En effet, la conjoncture régionale a changé, notamment l'attitude du monde arabe à l'égard d'Israël et la situation dans les territoires palestiniens (pour le pire dans plusieurs cas). Mais les principes pour lesquels les Palestiniens avaient opté il y a sept ans, en vue de créer leur Etat indépendant, sont, eux, restés les mêmes: Jérusalem-Est comme capitale, le retour des réfugiés palestiniens, la restitution (totale ou en partie) des territoires occupés par les Israéliens en 1967. La dernière initiative de paix arabe repose justement sur ces principes et les Palestiniens s'appuient sur cette initiative lors des négociations.
Le chef des négociateurs palestiniens Saëb Erekat a déclaré à l'issue de la rencontre Olmert-Abbas que les Palestiniens n'avaient besoin d'aucune initiative autre que celle de la Ligue arabe. Ils souhaitent qu'un plan d'actions préalable visant à créer un Etat palestinien indépendant soit esquissé lors de la future conférence internationale sur le Proche-Orient. Les principes d'établissement d'un tel Etat restent donc indiscutables pour les Palestiniens.
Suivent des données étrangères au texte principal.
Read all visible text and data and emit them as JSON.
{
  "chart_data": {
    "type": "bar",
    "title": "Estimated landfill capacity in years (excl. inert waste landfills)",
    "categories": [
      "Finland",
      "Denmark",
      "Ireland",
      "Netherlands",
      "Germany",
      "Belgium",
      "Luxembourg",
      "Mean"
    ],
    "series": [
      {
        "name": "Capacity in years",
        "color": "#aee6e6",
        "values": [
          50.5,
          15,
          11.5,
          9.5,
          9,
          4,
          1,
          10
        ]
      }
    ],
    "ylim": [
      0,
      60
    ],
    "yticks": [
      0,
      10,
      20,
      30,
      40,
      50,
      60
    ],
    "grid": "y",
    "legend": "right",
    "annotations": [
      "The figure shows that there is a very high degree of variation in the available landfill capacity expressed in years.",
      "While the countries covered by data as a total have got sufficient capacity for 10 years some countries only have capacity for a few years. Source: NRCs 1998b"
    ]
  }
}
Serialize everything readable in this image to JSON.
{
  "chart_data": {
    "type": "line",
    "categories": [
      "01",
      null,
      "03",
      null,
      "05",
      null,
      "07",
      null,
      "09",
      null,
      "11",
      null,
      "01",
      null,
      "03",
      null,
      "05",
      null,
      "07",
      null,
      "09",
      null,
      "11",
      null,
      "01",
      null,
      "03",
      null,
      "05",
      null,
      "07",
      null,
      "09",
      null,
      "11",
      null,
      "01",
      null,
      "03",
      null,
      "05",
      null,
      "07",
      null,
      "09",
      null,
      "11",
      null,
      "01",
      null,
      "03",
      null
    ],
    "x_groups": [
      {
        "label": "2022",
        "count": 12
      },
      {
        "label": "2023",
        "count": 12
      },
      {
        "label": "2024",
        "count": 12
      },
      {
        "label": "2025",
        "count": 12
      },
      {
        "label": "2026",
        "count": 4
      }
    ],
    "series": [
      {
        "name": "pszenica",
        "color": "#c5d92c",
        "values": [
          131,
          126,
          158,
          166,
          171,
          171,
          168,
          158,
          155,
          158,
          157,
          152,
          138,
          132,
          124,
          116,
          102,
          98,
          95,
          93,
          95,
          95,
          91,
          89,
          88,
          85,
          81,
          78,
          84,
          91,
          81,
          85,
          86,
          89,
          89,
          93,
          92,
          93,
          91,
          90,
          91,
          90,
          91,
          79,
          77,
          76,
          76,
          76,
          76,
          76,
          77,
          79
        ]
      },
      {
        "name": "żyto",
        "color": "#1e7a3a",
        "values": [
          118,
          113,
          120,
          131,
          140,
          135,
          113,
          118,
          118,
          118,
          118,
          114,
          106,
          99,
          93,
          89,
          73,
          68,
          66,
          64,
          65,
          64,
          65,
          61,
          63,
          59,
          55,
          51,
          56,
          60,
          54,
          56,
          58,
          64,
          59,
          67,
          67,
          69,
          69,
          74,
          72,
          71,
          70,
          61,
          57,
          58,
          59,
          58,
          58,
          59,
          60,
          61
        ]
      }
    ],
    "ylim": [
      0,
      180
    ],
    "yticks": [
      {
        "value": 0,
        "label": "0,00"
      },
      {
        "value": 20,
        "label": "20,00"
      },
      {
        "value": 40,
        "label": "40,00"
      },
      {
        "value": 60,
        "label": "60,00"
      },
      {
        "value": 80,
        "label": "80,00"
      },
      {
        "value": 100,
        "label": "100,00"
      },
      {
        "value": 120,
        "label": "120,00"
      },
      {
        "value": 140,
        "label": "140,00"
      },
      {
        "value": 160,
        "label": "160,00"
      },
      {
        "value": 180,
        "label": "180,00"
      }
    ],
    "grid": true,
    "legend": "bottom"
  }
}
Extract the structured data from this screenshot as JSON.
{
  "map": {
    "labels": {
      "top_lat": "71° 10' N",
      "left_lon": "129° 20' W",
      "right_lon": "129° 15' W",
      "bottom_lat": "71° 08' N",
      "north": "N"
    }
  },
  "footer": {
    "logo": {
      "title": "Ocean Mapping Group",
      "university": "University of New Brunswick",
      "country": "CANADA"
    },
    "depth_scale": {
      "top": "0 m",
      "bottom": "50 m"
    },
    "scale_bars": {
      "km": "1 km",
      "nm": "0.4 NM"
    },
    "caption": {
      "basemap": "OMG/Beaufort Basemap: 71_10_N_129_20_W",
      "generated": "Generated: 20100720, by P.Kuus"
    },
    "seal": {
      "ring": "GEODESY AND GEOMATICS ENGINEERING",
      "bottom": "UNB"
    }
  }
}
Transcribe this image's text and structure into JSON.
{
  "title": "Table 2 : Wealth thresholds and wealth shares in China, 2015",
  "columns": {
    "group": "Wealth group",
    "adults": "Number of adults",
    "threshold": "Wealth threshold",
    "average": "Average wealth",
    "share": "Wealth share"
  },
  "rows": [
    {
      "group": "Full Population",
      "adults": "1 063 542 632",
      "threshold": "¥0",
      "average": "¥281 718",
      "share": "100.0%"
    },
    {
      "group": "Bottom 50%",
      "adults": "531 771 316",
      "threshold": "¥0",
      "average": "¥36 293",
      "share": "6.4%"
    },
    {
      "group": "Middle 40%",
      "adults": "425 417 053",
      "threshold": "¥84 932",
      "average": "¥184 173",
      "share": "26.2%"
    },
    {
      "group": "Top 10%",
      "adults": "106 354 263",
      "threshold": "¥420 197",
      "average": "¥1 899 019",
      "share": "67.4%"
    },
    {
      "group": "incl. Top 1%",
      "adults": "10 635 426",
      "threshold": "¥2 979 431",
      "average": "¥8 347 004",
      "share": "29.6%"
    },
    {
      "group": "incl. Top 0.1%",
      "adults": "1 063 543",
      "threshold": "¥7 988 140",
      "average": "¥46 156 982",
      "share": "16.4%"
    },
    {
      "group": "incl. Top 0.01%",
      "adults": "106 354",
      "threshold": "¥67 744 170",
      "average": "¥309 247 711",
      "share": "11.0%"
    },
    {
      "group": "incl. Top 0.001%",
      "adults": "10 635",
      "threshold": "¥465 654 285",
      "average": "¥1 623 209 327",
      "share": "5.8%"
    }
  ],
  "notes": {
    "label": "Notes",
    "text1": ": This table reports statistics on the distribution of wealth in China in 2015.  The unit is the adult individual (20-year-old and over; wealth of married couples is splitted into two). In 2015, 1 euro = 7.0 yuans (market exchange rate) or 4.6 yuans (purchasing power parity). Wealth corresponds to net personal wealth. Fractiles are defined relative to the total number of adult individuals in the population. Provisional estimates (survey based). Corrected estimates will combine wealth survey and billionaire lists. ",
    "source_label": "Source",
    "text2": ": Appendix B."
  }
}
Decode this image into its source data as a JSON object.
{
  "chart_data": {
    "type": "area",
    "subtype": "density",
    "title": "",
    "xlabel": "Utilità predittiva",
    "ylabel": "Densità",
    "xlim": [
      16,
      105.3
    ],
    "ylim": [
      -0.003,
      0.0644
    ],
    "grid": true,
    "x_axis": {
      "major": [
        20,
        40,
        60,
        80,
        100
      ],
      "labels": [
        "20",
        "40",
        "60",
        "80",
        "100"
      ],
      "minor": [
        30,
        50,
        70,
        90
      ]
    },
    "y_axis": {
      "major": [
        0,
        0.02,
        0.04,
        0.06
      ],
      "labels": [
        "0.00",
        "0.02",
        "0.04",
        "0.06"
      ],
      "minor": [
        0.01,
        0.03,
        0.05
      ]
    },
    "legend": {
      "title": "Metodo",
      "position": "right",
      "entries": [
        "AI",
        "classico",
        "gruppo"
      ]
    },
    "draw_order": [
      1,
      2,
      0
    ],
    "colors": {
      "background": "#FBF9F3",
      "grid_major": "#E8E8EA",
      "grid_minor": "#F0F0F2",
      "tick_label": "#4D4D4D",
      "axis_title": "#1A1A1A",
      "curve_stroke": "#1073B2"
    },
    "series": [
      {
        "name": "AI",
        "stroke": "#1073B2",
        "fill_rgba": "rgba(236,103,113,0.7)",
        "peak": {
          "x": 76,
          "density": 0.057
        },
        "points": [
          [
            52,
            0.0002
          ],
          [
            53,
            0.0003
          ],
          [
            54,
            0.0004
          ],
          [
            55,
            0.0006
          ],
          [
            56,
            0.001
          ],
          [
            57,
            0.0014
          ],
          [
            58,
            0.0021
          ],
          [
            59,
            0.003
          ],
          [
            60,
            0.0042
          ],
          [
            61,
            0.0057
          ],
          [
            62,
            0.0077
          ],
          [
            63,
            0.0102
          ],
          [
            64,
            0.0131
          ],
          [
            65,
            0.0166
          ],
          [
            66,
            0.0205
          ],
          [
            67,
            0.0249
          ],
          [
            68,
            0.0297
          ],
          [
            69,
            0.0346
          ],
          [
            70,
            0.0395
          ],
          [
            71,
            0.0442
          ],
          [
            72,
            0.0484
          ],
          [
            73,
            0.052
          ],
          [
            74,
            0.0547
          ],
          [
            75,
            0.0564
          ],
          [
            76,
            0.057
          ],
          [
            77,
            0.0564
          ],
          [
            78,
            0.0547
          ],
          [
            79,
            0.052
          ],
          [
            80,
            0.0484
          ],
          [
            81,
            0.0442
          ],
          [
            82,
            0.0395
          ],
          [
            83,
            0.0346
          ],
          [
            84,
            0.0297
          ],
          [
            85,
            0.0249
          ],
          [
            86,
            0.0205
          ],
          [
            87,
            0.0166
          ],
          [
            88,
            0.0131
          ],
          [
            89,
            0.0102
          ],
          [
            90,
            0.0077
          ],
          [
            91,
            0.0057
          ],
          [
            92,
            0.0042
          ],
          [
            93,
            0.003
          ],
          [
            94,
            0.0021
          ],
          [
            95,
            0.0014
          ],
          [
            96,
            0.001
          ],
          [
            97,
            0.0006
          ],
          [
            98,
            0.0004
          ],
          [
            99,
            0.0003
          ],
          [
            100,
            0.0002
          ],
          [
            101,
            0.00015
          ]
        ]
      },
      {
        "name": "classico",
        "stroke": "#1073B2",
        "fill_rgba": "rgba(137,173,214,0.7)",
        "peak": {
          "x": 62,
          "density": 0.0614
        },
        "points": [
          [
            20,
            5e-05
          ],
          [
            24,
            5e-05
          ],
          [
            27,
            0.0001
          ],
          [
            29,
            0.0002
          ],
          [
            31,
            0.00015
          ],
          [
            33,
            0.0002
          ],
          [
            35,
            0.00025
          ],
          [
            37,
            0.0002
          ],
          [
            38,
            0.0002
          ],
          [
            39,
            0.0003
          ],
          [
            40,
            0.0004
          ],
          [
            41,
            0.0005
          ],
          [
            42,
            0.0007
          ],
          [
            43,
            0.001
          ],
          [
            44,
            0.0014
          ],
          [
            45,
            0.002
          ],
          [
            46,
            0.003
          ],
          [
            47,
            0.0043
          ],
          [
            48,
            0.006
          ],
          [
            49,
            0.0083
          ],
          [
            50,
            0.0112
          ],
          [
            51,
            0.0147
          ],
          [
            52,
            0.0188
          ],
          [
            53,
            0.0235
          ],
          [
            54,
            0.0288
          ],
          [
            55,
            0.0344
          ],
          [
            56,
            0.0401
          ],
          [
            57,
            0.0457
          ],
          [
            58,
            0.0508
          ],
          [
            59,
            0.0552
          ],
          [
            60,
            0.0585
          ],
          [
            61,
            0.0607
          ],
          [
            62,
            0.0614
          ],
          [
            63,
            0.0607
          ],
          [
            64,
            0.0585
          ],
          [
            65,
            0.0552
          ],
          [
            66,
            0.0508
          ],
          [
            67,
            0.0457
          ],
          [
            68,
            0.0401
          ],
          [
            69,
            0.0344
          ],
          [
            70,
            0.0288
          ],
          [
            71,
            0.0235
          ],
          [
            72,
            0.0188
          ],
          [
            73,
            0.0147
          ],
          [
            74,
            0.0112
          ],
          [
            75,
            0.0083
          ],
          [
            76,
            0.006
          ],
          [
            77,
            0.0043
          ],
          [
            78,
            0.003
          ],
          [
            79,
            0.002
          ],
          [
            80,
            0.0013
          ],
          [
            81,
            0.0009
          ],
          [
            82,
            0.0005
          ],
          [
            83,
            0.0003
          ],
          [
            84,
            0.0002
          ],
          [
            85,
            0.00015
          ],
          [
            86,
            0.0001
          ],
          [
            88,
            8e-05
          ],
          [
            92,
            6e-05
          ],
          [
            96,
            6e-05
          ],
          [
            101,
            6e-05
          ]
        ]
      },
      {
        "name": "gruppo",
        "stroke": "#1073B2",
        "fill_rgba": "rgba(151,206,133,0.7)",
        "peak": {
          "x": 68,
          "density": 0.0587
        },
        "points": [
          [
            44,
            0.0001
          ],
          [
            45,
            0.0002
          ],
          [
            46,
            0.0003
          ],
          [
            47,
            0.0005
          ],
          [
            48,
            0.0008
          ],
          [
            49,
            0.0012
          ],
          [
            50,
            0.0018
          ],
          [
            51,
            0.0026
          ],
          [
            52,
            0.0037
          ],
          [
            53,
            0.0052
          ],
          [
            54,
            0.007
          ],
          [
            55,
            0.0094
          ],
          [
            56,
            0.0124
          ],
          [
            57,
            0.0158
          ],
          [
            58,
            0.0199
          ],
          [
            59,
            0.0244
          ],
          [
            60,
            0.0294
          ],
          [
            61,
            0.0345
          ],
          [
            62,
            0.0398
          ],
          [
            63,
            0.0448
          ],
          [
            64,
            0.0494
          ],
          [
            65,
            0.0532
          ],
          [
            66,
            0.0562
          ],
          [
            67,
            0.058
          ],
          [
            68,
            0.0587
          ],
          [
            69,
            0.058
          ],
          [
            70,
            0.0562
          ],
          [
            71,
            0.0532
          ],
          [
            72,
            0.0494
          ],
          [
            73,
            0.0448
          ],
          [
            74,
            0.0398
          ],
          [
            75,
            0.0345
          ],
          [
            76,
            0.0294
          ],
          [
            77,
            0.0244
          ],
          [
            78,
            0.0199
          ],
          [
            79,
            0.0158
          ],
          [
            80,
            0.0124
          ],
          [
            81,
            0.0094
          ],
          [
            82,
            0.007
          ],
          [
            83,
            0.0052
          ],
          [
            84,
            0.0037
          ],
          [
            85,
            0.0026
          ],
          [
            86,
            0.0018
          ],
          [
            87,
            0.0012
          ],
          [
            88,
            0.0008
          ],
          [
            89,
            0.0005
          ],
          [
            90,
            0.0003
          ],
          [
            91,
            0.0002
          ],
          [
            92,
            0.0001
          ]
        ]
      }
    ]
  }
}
Toutefois, cela ne signifie pas que les deux parties sont incapables de trouver un compromis. C'est tout à fait faisable. Cependant, en Israël comme au sein de l'Autorité palestinienne, il vaut mieux préparer d'avance l'opinion publique à d'éventuelles concessions, puisqu'elles pourraient être douloureuses pour les deux parties. Sans quoi tous les accords et déclarations ne prendront jamais effet. Ni Mahmoud Abbas ni Ehud Olmert ne bénéficient d'un assez large soutien de la population pour pouvoir faire les concessions indispensables au règlement définitif du conflit.
Les événements de ces derniers jours nous rappellent de plus en plus la situation de 2000. A l'époque, Bill Clinton avait pressé les Israéliens et les Palestiniens de parvenir à une entente avant le terme de son mandat présidentiel. D'un côté, il faut saluer la volonté des deux parties de relancer à nouveau le processus de paix comme il y a sept ans. Mais de l'autre, il ne faut pas oublier que l'échec des négociations avait alors entraîné une nouvelle Intifada. Est-il possible que l'histoire se répète?